じりじりと燃え焦げていく煙草の先を見つめていれば、ポケットが震えた。

ケンちゃんかな…といつもの癖で反射的に取り出し画面を見てすぐ、ぎょっとして声をあげそうになる。

何度瞬きを繰り返してみても、見間違いではない。

【着信 百瀬紫月】、手の中で主張し続けるその画面に胸の奥底が熱くなる。


送信、できてなかった?
いや、変な事を送ってしまった?


「………は、い」

『今、大丈夫ですか」


恐る恐る耳に当てた機械の向こうから、普段よりも更に色艶に深みを増した声が響く。たった一声だけなのに、馬鹿みたいに緊張する。


「えっと、はい、」

『……外ですか?』

「あー、今、煙草吸ってて……」


顔が熱い、上手く言葉が出てこない。

これは絶対、アルコールのせいだけじゃない。

別に悪い事をしているわけではないのに、やけに落ち着いた声に変にドギマギして、思わず着けたばかりの火をぐりぐり揉み消してしまった。


「あの、返事遅くなってすみません、」

『いやそんな事より……まさか、一人ですか』

「…?…一人ですけど?」



珍しく語気を少し強めたような百瀬くんに、首を傾げる。
 

百瀬くんは、家だろうか。
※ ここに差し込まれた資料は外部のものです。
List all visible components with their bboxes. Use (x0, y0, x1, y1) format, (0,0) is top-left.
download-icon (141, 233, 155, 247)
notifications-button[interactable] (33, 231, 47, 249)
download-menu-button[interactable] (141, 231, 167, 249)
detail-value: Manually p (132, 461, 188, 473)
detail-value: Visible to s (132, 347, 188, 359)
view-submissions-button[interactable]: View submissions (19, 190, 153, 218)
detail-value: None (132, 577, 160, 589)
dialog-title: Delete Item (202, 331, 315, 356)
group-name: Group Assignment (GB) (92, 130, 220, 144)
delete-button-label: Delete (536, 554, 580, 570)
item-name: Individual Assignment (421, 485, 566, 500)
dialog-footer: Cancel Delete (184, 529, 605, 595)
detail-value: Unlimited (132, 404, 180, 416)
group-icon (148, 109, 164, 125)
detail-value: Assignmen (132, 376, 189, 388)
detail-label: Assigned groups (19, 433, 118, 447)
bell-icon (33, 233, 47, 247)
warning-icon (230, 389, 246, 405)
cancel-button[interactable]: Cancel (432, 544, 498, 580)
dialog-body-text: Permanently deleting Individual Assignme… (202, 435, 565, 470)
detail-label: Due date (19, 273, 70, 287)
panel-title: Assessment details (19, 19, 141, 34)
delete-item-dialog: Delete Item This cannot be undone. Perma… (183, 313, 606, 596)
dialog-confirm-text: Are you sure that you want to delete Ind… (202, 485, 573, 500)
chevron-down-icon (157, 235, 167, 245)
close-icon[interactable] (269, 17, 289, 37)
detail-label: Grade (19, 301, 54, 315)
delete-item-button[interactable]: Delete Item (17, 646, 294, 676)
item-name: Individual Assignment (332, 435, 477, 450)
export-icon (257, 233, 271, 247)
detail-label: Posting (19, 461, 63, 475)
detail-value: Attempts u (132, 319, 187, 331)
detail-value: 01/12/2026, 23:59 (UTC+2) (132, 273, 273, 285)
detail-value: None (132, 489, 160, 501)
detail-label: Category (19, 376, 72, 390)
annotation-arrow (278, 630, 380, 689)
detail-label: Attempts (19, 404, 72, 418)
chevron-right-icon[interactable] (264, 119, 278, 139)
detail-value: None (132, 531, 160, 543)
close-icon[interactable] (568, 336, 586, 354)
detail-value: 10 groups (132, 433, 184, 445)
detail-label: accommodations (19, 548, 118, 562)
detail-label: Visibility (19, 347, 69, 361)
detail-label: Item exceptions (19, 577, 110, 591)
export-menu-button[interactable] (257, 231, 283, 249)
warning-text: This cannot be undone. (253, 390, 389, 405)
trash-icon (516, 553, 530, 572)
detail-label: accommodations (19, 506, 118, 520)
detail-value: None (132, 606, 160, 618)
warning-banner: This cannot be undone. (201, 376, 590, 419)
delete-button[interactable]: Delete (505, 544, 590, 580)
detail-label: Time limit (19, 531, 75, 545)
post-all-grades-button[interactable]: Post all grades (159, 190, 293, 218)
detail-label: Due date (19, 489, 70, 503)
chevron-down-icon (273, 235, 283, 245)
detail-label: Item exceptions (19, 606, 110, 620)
片耳は静寂に満ち、空いた片耳で側の大道路を車がパシャパシャ走り去っていく音を拾う。

何故か無言の時間が流れはじめ、益々はてなが浮かぶ。


『……』


「百瀬くん?」


問いかけてみても返事がない。

電波が悪いのかと画面を確認しようとしたとき、漸く耳に届いたのは、深い溜め息のような音だった。


『……危機感とか、ないんですか』

「ん、なんて?」

『……何でもないです』



そして、百瀬くんの得意技が出てくる。電話でも百瀬くんは謎だ。顔が見えないからこそ、余計に何を考えているのか分からない。

結局、これは何用なんだ。

訝しげに眉を顰め、手持ち無沙汰な片手で煙草の箱を開ける。

肩と首でスマホを挟みながら、咥えた煙草に火を灯そうとしたところ。『…澄香さん』と静かに呼ばれ、ライターに掛けた親指がぴたりと止まる。


『終わったら、迎え行ってもいいですか』


心臓が、胸の外へ飛び出すように激しい鼓動を打った。驚いて、喉が塞がって、直ぐに言葉が出てこなかった。その隙に。



『すみません、言い方変えます』


『迎えに行きます』



百瀬くんは、有無を言わせないように矢継ぎ早に言葉を並べた。